La Piaule de Val-d’Or offre de l’hébergement et un milieu de vie aux personnes démunies. M. Grenier nous présente un jour dans la vie d’une personne bénéficiant de ces services.

Je n’ai qu’un ciel sur la tête. On m’appelle communément personne itinérante. Certains me nomment, plus poétiquement, personne sans abri. D’autres m’appellent simplement personne de la rue.

Je n’ai qu’un ciel sur la tête. Certains pensent que je suis libre, que j’ai choisi ma réalité. Pourtant, je suis prisonnier de mon quotidien. Je structure mes journées selon l’horaire des ressources pouvant m’accueillir.

Je n’ai qu’un ciel sur la tête. Ma journée commence tôt. Je quitte le refuge avant 7 h. J’ai soif et il me faut trouver assez de bouteilles vides pour m’offrir à boire en les revendant au dépanneur. À 8 h 30, enfin enivré, je vais au centre de jour pour boire un café et me réchauffer.

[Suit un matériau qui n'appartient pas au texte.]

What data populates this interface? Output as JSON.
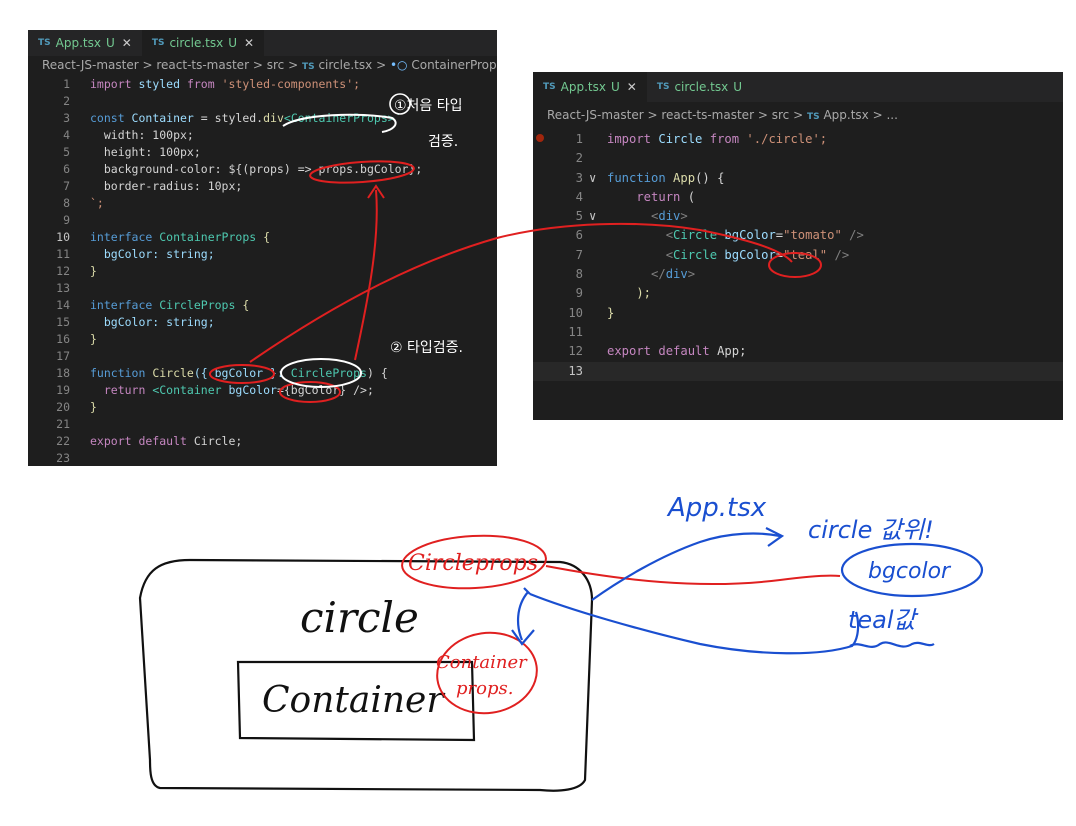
{
  "left_editor": {
    "tabs": [
      {
        "lang": "TS",
        "name": "App.tsx",
        "status": "U",
        "close": "✕",
        "active": false
      },
      {
        "lang": "TS",
        "name": "circle.tsx",
        "status": "U",
        "close": "✕",
        "active": true
      }
    ],
    "breadcrumb": {
      "p1": "React-JS-master",
      "p2": "react-ts-master",
      "p3": "src",
      "lang": "TS",
      "p4": "circle.tsx",
      "p5": "ContainerProps",
      "sep": ">",
      "sym": "•○"
    },
    "lines": [
      {
        "n": "1",
        "a": "import",
        "b": " styled ",
        "c": "from",
        "d": " 'styled-components';"
      },
      {
        "n": "2"
      },
      {
        "n": "3",
        "a": "const",
        "b": " Container",
        "c": " = styled.",
        "d": "div",
        "e": "<ContainerProps>`"
      },
      {
        "n": "4",
        "a": "  width: 100px;"
      },
      {
        "n": "5",
        "a": "  height: 100px;"
      },
      {
        "n": "6",
        "a": "  background-color: ${(props) => props.bgColor};"
      },
      {
        "n": "7",
        "a": "  border-radius: 10px;"
      },
      {
        "n": "8",
        "a": "`;"
      },
      {
        "n": "9"
      },
      {
        "n": "10",
        "a": "interface",
        "b": " ContainerProps",
        "c": " {"
      },
      {
        "n": "11",
        "a": "  bgColor: string;"
      },
      {
        "n": "12",
        "a": "}"
      },
      {
        "n": "13"
      },
      {
        "n": "14",
        "a": "interface",
        "b": " CircleProps",
        "c": " {"
      },
      {
        "n": "15",
        "a": "  bgColor: string;"
      },
      {
        "n": "16",
        "a": "}"
      },
      {
        "n": "17"
      },
      {
        "n": "18",
        "a": "function",
        "b": " Circle",
        "c": "({ bgColor }: ",
        "d": "CircleProps",
        "e": ") {"
      },
      {
        "n": "19",
        "a": "  return",
        "b": " <Container ",
        "c": "bgColor",
        "d": "={bgColor} />;"
      },
      {
        "n": "20",
        "a": "}"
      },
      {
        "n": "21"
      },
      {
        "n": "22",
        "a": "export default",
        "b": " Circle;"
      },
      {
        "n": "23"
      }
    ]
  },
  "right_editor": {
    "tabs": [
      {
        "lang": "TS",
        "name": "App.tsx",
        "status": "U",
        "close": "✕",
        "active": true
      },
      {
        "lang": "TS",
        "name": "circle.tsx",
        "status": "U",
        "active": false
      }
    ],
    "breadcrumb": {
      "p1": "React-JS-master",
      "p2": "react-ts-master",
      "p3": "src",
      "lang": "TS",
      "p4": "App.tsx",
      "p5": "...",
      "sep": ">"
    },
    "lines": [
      {
        "n": "1",
        "a": "import",
        "b": " Circle ",
        "c": "from",
        "d": " './circle';"
      },
      {
        "n": "2"
      },
      {
        "n": "3",
        "fold": "∨",
        "a": "function",
        "b": " App",
        "c": "() {"
      },
      {
        "n": "4",
        "a": "    return",
        "b": " ("
      },
      {
        "n": "5",
        "fold": "∨",
        "a": "      <",
        "b": "div",
        "c": ">"
      },
      {
        "n": "6",
        "a": "        <",
        "b": "Circle",
        "c": " bgColor",
        "d": "=",
        "e": "\"tomato\"",
        "f": " />"
      },
      {
        "n": "7",
        "a": "        <",
        "b": "Circle",
        "c": " bgColor",
        "d": "=",
        "e": "\"teal\"",
        "f": " />"
      },
      {
        "n": "8",
        "a": "      </",
        "b": "div",
        "c": ">"
      },
      {
        "n": "9",
        "a": "    );"
      },
      {
        "n": "10",
        "a": "}"
      },
      {
        "n": "11"
      },
      {
        "n": "12",
        "a": "export default",
        "b": " App;"
      },
      {
        "n": "13"
      }
    ]
  },
  "annotations": {
    "note1": "①처음 타입",
    "note1b": "검증.",
    "note2": "② 타입검증.",
    "diagram_circle": "circle",
    "diagram_container": "Container",
    "circleprops": "Circleprops",
    "containerprops1": "Container",
    "containerprops2": "props.",
    "app_tsx": "App.tsx",
    "circle_value": "circle 값위!",
    "bgcolor": "bgcolor",
    "teal": "teal값"
  }
}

À 11 h, on me met à la porte et je me rends à la soupe populaire. À 12 h 30, on me met encore dehors pour que j’aille au centre de jour. J’en profite pour demander un peu d’argent aux passants. S’ils sont assez généreux, je m’épargne le centre de jour en après-midi et retrouve mes « amis » au bar. À 16 h 15, je tâche de ne pas oublier le souper à la soupe populaire. À 17 h 45, on me met à la porte et je marche « librement » jusqu’à l’ouverture du refuge, à 22 h. Là, on m’accueille en souriant, mais on me force à me déshabiller, à me doucher et on m’offre un pyjama pour la nuit. Si je suis chanceux, j’ai un lit. Sinon, je dors assis à table ou sur le plancher.

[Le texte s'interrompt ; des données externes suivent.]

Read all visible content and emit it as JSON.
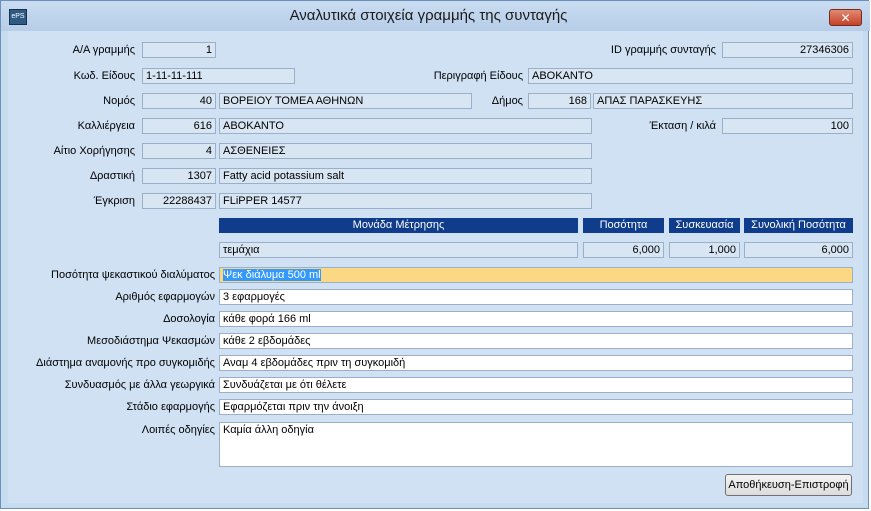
{
  "window": {
    "title": "Αναλυτικά στοιχεία γραμμής της συνταγής",
    "close_glyph": "✕",
    "app_icon_text": "ePS"
  },
  "form": {
    "line_no": {
      "label": "Α/Α γραμμής",
      "value": "1"
    },
    "line_id": {
      "label": "ID γραμμής συνταγής",
      "value": "27346306"
    },
    "item_code": {
      "label": "Κωδ. Είδους",
      "value": "1-11-11-111"
    },
    "item_desc": {
      "label": "Περιγραφή Είδους",
      "value": "ΑΒΟΚΑΝΤΟ"
    },
    "prefecture": {
      "label": "Νομός",
      "code": "40",
      "name": "ΒΟΡΕΙΟΥ ΤΟΜΕΑ ΑΘΗΝΩΝ"
    },
    "municipality": {
      "label": "Δήμος",
      "code": "168",
      "name": "ΑΠΑΣ ΠΑΡΑΣΚΕΥΗΣ"
    },
    "crop": {
      "label": "Καλλιέργεια",
      "code": "616",
      "name": "ΑΒΟΚΑΝΤΟ"
    },
    "area": {
      "label": "Έκταση / κιλά",
      "value": "100"
    },
    "reason": {
      "label": "Αίτιο Χορήγησης",
      "code": "4",
      "name": "ΑΣΘΕΝΕΙΕΣ"
    },
    "active": {
      "label": "Δραστική",
      "code": "1307",
      "name": "Fatty acid potassium salt"
    },
    "approval": {
      "label": "Έγκριση",
      "code": "22288437",
      "name": "FLiPPER 14577"
    }
  },
  "measure_table": {
    "headers": {
      "unit": "Μονάδα Μέτρησης",
      "quantity": "Ποσότητα",
      "package": "Συσκευασία",
      "total": "Συνολική Ποσότητα"
    },
    "row": {
      "unit": "τεμάχια",
      "quantity": "6,000",
      "package": "1,000",
      "total": "6,000"
    }
  },
  "instructions": {
    "spray_qty": {
      "label": "Ποσότητα ψεκαστικού διαλύματος",
      "value": "Ψεκ διάλυμα 500 ml"
    },
    "applications": {
      "label": "Αριθμός εφαρμογών",
      "value": "3 εφαρμογές"
    },
    "dosage": {
      "label": "Δοσολογία",
      "value": "κάθε φορά 166 ml"
    },
    "interval": {
      "label": "Μεσοδιάστημα Ψεκασμών",
      "value": "κάθε 2 εβδομάδες"
    },
    "pre_harvest": {
      "label": "Διάστημα αναμονής προ συγκομιδής",
      "value": "Αναμ 4 εβδομάδες πριν τη συγκομιδή"
    },
    "combination": {
      "label": "Συνδυασμός με άλλα γεωργικά",
      "value": "Συνδυάζεται με ότι θέλετε"
    },
    "stage": {
      "label": "Στάδιο εφαρμογής",
      "value": "Εφαρμόζεται πριν την άνοιξη"
    },
    "other": {
      "label": "Λοιπές οδηγίες",
      "value": "Καμία άλλη οδηγία"
    }
  },
  "buttons": {
    "save_return": "Αποθήκευση-Επιστροφή"
  }
}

Je n’ai qu’un ciel sur la tête et mon quotidien était réglé au quart de tour. Était, car, du jour au lendemain, le ciel m’est tombé sur la tête. Les dépanneurs refusent mes bouteilles et j’ai soif pour mon nectar à 10,1 % d’alcool. Les passants ont déserté le centre-ville et je ne trouve plus l’argent pour m’échapper du centre de jour en allant au bar, fermé de toute façon.

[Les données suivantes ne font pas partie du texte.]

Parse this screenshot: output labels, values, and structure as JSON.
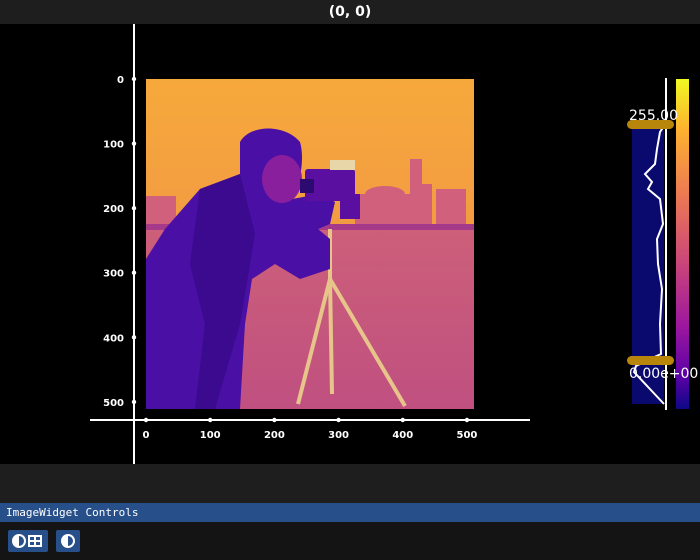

Je n’ai qu’un ciel sur la tête. Il ne me reste comme refuge que les ressources pour gens « libres » comme moi, et on m’accueille maintenant comme si j’avais la peste. Je dois rester à plus de deux mètres de mes amis. On me menace si j’enfreins la règle et je n’ose contredire personne, car je n’ai nulle part où aller.

Je suis quand même chanceux, on prend soin de moi. Pourtant, hier, on m’a demandé à mon arrivée au refuge, comme tous les soirs depuis que le ciel m’est tombé sur la tête, si j’avais des symptômes, de la fièvre. Je n’ai pas osé dire « oui » à la jeune femme masquée. Qu’est-ce qu’elle aurait pu faire? Elle ne peut m’offrir de médication : elle n’est ni infirmière ni médecin. Elle peut juste m’offrir un ciel sur la tête. Moi, je suis « libre » et je préfère encore dormir au chaud.

Je n’ai qu’un ciel sur la tête. Je m’endormirai ce soir fiévreux, entouré de gens « libres », dans ce dortoir en me disant que « ça va bien aller ».

Note : Ce texte est un hommage à Daniel Gagné, artiste multidisciplinaire décédé juste avant la crise sanitaire. Il avait écrit une chanson pour les itinérants de Val-d’Or : « Un ciel sur la tête ».